French science research laboratory

The Institut Clément Ader (Clément Ader Institute) is a research laboratory under the supervision of the Institut national des sciences appliquées de Toulouse (INSA Toulouse), the Toulouse III - Paul Sabatier University (UPS), the École des mines d'Albi-Carmaux (IMT Mines Albi), the Institut supérieur de l'aéronautique et de l'espace (ISAE-SUPAERO) and the National Center for Scientific Research (CNRS).

Created in 2009, it is a joint research unit (UMR CNRS no. 5312) based in Toulouse and with branches in Albi, Tarbes and Figeac.

== History ==
The Institut Clément Ader has been created on June 30, 2009, following the merger of the tools, materials and processes research center of IMT Mines Albi (CROMeP), the mechanical structures and materials department of ISAE-SUPAERO ( DMSM) and the Toulouse mechanical engineering laboratory of INSA Toulouse and UPS (LGMT). Its name refers to Clément Ader, French engineer and aviation pioneer.

Initially recognized as a Host Team (EA no. 814) by the Ministry of Higher Education and Research (MESR) and the High Council for the Evaluation of Research and Higher Education (HCÉRES), it becomes an evolving research training from the CNRS (FRE CNRS no 3687) on January 1, 2015, then a joint research unit from the CNRS (UMR CNRS no 5312) on January 1, 2016. It is located in 3 cities: Toulouse, Tarbes and Albi (IMT Mines Albi).

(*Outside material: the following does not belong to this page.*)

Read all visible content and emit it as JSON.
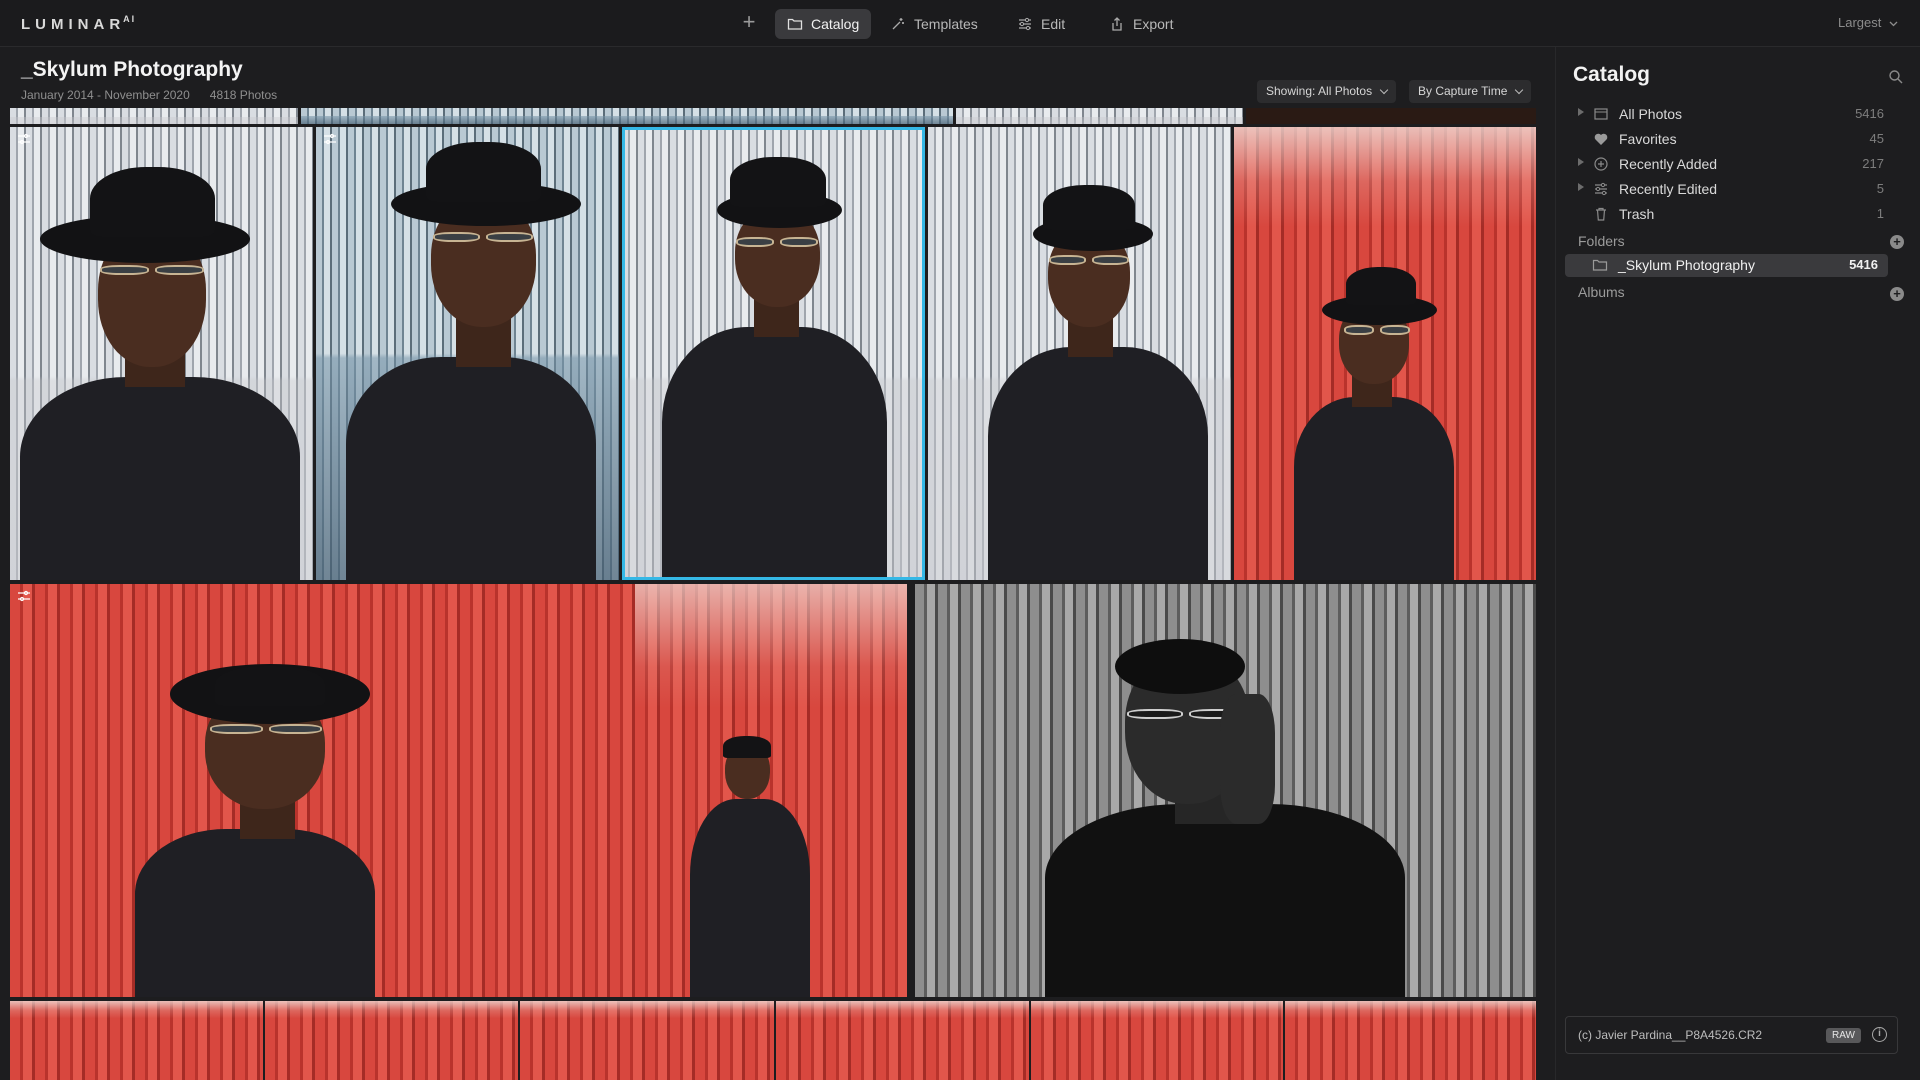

== Themes and research teams ==
The laboratory's research is in the field of solid mechanics: materials, mechanical engineering, mechanical structures, mechanical systems, processes, measurements, metrology, modeling, durability, machining, etc. It brings together around 90 teacher-researchers, 10 temporary researchers, 30 BIATSS, 115 doctoral students divided into 4 research groups.